# V Bars vs. One side bar to balance the bow



## LHpuncher (Apr 12, 2004)

I like the v bar myself, I have tried just a side kicker but I prefer to have even back weight........


Its something you gotta experiment..


----------



## Camo (Jan 12, 2005)

Great thread, as I'm curious about this myself.


----------



## 3-D Quest (Jan 26, 2007)

*V-Bars all the way.*

There are a lot of great stabilizer systems, but I prefer AEP's set up because it is so versatile to fine tune to my preference. I prefer a heavy target bow so I use V-Bars for the extra weight.​I don't balance my bow at the static position either. I balance it by the way it holds for me at full draw. I've found that a steady bow for me falls slightly forward when it's at the static position in my hand. The more versatile your set-up is the more you can experiment with what feels right in your hands.​I've seen some home made set-ups that required a lot of thought and effort and they appeared to work great.​


----------



## LHpuncher (Apr 12, 2004)

I like vbars to get the weight out of the front of the bow and I liike quite a bit of mass weight.......


my bow doesn't spring forward as much as some but it holds better on the target for me...........


----------



## cubsfan (Aug 15, 2006)

I also like vbars vs just one side. I like the extra weight and it just feels like a better balance to me.


----------



## Bowtech n ROSS (Aug 30, 2007)

i like just an offset bar


----------



## NC100Kurt (Mar 29, 2006)

OK, I use AEP. I had 12" V bars on with 4 weights on 1 side and 1 on the other side. It balanced static. It seemed to balance in my hand also. Tonight I tried 1 offset bar. 12" with 4 weights. I was able to bring in closer to the string to get it to balance. I need the 12" to get the back weight so it doesn't fall forward.
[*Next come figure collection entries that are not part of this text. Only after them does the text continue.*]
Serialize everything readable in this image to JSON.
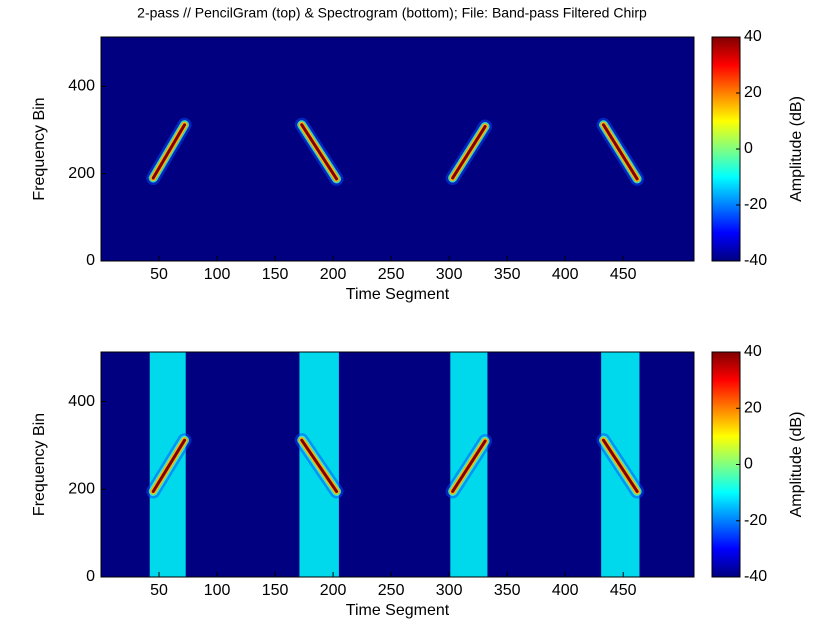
{
  "chart_data": [
    {
      "type": "spectrogram",
      "title": "2-pass // PencilGram (top) & Spectrogram (bottom); File: Band-pass Filtered Chirp",
      "xlabel": "Time Segment",
      "ylabel": "Frequency Bin",
      "colorbar_label": "Amplitude (dB)",
      "xlim": [
        0,
        511
      ],
      "xticks": [
        50,
        100,
        150,
        200,
        250,
        300,
        350,
        400,
        450
      ],
      "ylim": [
        0,
        513
      ],
      "yticks": [
        0,
        200,
        400
      ],
      "clim": [
        -40,
        40
      ],
      "cticks": [
        -40,
        -20,
        0,
        20,
        40
      ],
      "background_level": -40,
      "ridges": [
        {
          "x": [
            45,
            72
          ],
          "y": [
            190,
            312
          ],
          "level": 40
        },
        {
          "x": [
            173,
            203
          ],
          "y": [
            312,
            188
          ],
          "level": 40
        },
        {
          "x": [
            303,
            331
          ],
          "y": [
            190,
            308
          ],
          "level": 40
        },
        {
          "x": [
            433,
            462
          ],
          "y": [
            312,
            188
          ],
          "level": 40
        }
      ]
    },
    {
      "type": "spectrogram",
      "xlabel": "Time Segment",
      "ylabel": "Frequency Bin",
      "colorbar_label": "Amplitude (dB)",
      "xlim": [
        0,
        511
      ],
      "xticks": [
        50,
        100,
        150,
        200,
        250,
        300,
        350,
        400,
        450
      ],
      "ylim": [
        0,
        513
      ],
      "yticks": [
        0,
        200,
        400
      ],
      "clim": [
        -40,
        40
      ],
      "cticks": [
        -40,
        -20,
        0,
        20,
        40
      ],
      "background_level": -40,
      "bands": [
        {
          "x": [
            42,
            73
          ],
          "level": -10
        },
        {
          "x": [
            171,
            205
          ],
          "level": -10
        },
        {
          "x": [
            301,
            333
          ],
          "level": -10
        },
        {
          "x": [
            431,
            464
          ],
          "level": -10
        }
      ],
      "ridges": [
        {
          "x": [
            45,
            72
          ],
          "y": [
            195,
            312
          ],
          "level": 40
        },
        {
          "x": [
            173,
            203
          ],
          "y": [
            312,
            195
          ],
          "level": 40
        },
        {
          "x": [
            303,
            331
          ],
          "y": [
            195,
            310
          ],
          "level": 40
        },
        {
          "x": [
            433,
            462
          ],
          "y": [
            312,
            195
          ],
          "level": 40
        }
      ]
    }
  ]
}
I can't tell much difference shooting it. I shoot 3D and was trying to lighten the bow up some. It weighs about 7.5lbs. I now took some weight off. I will weigh it again.

Anybody notice similar results?


----------



## Bowtech n ROSS (Aug 30, 2007)

i shoot a 36in aep woth an 8in offset bar with 4 weights i like this more then the v bars it just feels better to me


----------



## NEVADAPRO (Jul 5, 2007)

I really think it depends on what is on the "sight" side of your bow! I have a CopperJohn Evo2 that is mounted on an ArcheryTech 4th axis mount that weigh quite a bit! So, while I was using a full v-bar set-up, once I mounted the 4th axis set-up, I had to go to a left side, single v-bar! Mine rolls forward a bit as well.


----------



## MoBo Act 4:12 (Mar 29, 2008)

*depends*

right now i use just the side-kicker.I have a axcel 3000 sight[not real heavy]with a super D scope,so i use the side-kicker to counter the weight of the sight.If you like more mass weight,you can go with the complete v-bar set-up,but use more weight on the opposite side of your sight.Just something to consider.


----------



## NC100Kurt (Mar 29, 2006)

I also have the Axcel sight and a classic scope. I currently use the 9" bar which puts alot of weight out front. I have a 24" front bar. Sounds like it is all personall prefrence. It does not seem like there is much difference to me. Thanks for the responses.


----------



## SANDBAGGER (May 10, 2005)

Agreed, I think it's personal prefference.....:darkbeer:


----------



## 3D-Nut (Jan 26, 2007)

It is A: apersonal preferance and B: depends on how a given bow is set up.

Me I shoot a full V bar for field and FITA for the mass weight they provide. This helps hold a bit better in windy conditions. Also because for these venues I use a smaller lighter sight housing and lens. This lighter sight set up causes to much weight on the left side of my bow and it cants to the left at full draw. Instead of taking weight out of the side bar, I add another bar for these venues to help hold a bit steadier in the wind. Indoor is whatever balances the bow for me at full draw, although I tend to lean towards a single bar and adjust the weight and angle to balance the bow at full draw. I use a single bar for a bit less overall mass weight for indoors as my bow is pleanty heavy without V bars and I am not trying to lessen the effects of wind. Most 3D shoots I attend are in brushy areas and require less mass weight as well and again tend to gravitate to a single side bar..


----------



## pooter (Jul 8, 2008)

If you ask me?....as long as you counter balance the weight from the sight side of your bow and counter balance for your stabilizer your good to good as long as you dont over weight the bow beyond you ability to steady up, 

It works for me anyway.


----------



## pooter (Jul 8, 2008)

SANDBAGGER said:


> Agreed, I think it's personal prefference.....:darkbeer:


I second that...bout like a good woman! lol


----------